The planned rollout of the $3 billion annual PPTF in 2026 results in an infrastructure funding gap for public transit projects. CUTA recognizes the importance of a seamless and effective implementation of the PPTF for long-term public transit planning across Canada.
The governments of Canada, Ontario, and the City of Toronto today announced a combined investment of $568M for new street cars for the Toronto Transit Commission (TTC). CUTA commends the TTC for successfully bringing the Government of Canada and Government of Ontario to the table to fund urgently needed transit infrastructure. Many Canadian cities face similar transit infrastructure pressures, and today’s announcement reinforces the need for transit infrastructure funding in cities across Canada.
The current timing of the PPTF leaves transit agencies facing critical capacity problems and mounting state of good repair backlogs. These challenges must be addressed to accommodate Canada’s substantial projected population increase, and to advance key policy aims such as increased housing supply and reducing emissions.

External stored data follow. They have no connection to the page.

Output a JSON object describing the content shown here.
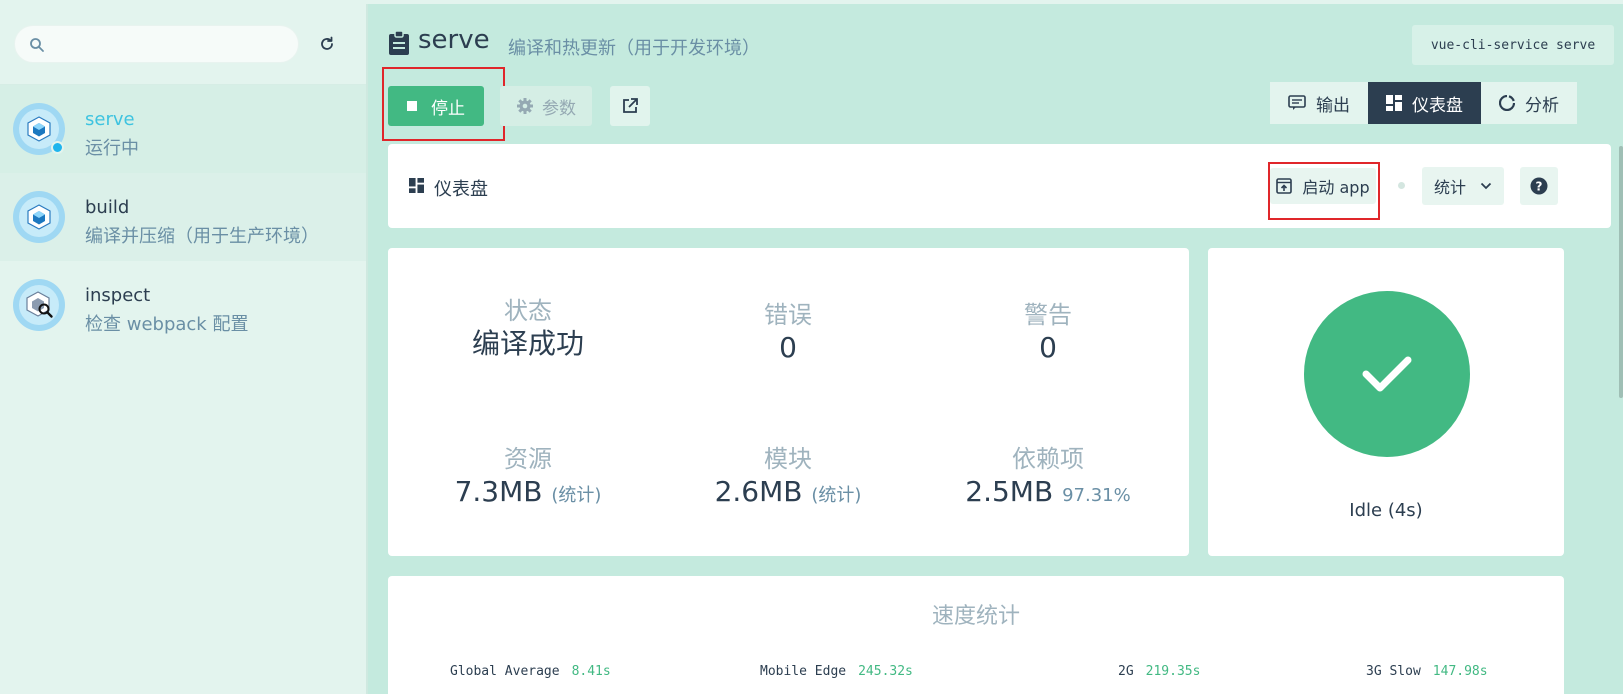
{
  "search": {
    "placeholder": "",
    "value": ""
  },
  "tasks": [
    {
      "name": "serve",
      "description": "运行中"
    },
    {
      "name": "build",
      "description": "编译并压缩（用于生产环境）"
    },
    {
      "name": "inspect",
      "description": "检查 webpack 配置"
    }
  ],
  "header": {
    "title": "serve",
    "subtitle": "编译和热更新（用于开发环境）",
    "command": "vue-cli-service serve"
  },
  "toolbar": {
    "stop_label": "停止",
    "params_label": "参数"
  },
  "view_tabs": [
    {
      "label": "输出",
      "icon": "output-icon",
      "active": false
    },
    {
      "label": "仪表盘",
      "icon": "dashboard-icon",
      "active": true
    },
    {
      "label": "分析",
      "icon": "analyze-icon",
      "active": false
    }
  ],
  "dashboard": {
    "title": "仪表盘",
    "launch_label": "启动 app",
    "stats_label": "统计"
  },
  "stats": {
    "status": {
      "label": "状态",
      "value": "编译成功"
    },
    "errors": {
      "label": "错误",
      "value": "0"
    },
    "warnings": {
      "label": "警告",
      "value": "0"
    },
    "assets": {
      "label": "资源",
      "value": "7.3MB",
      "extra": "(统计)"
    },
    "modules": {
      "label": "模块",
      "value": "2.6MB",
      "extra": "(统计)"
    },
    "deps": {
      "label": "依赖项",
      "value": "2.5MB",
      "extra": "97.31%"
    }
  },
  "build_status": {
    "text": "Idle (4s)"
  },
  "speed": {
    "title": "速度统计",
    "items": [
      {
        "label": "Global Average",
        "value": "8.41s"
      },
      {
        "label": "Mobile Edge",
        "value": "245.32s"
      },
      {
        "label": "2G",
        "value": "219.35s"
      },
      {
        "label": "3G Slow",
        "value": "147.98s"
      }
    ]
  },
  "colors": {
    "accent": "#42b983",
    "dark": "#2c3e50",
    "background": "#c4eade",
    "running": "#1fb5ed",
    "highlight": "#e0262a"
  }
}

Based on the government’s immigration target of roughly 500,000 new Canadians each year, by the mid-2040s, Canada will have a population of 45 to 50 million people with transit systems built for 25 million people.
“Communities must be equipped to expand transit networks to meet rising demand and to ensure new housing developments are properly integrated with public transit infrastructure,” said CUTA President Marco D’Angelo. “The alternative is more road congestion, commuter dissatisfaction and higher emissions.”
For example, in Brampton, where ridership has surpassed 2019 levels, the transit system remains strained as the municipality is currently unable procure electric busses or build new facilities. Similar situations are playing out in other fast-growing regions like St. John’s, Halifax, Sherbrooke, and metro Vancouver. Without swift action, fast-growing communities will not have the transit service capacity to support their expanding populations.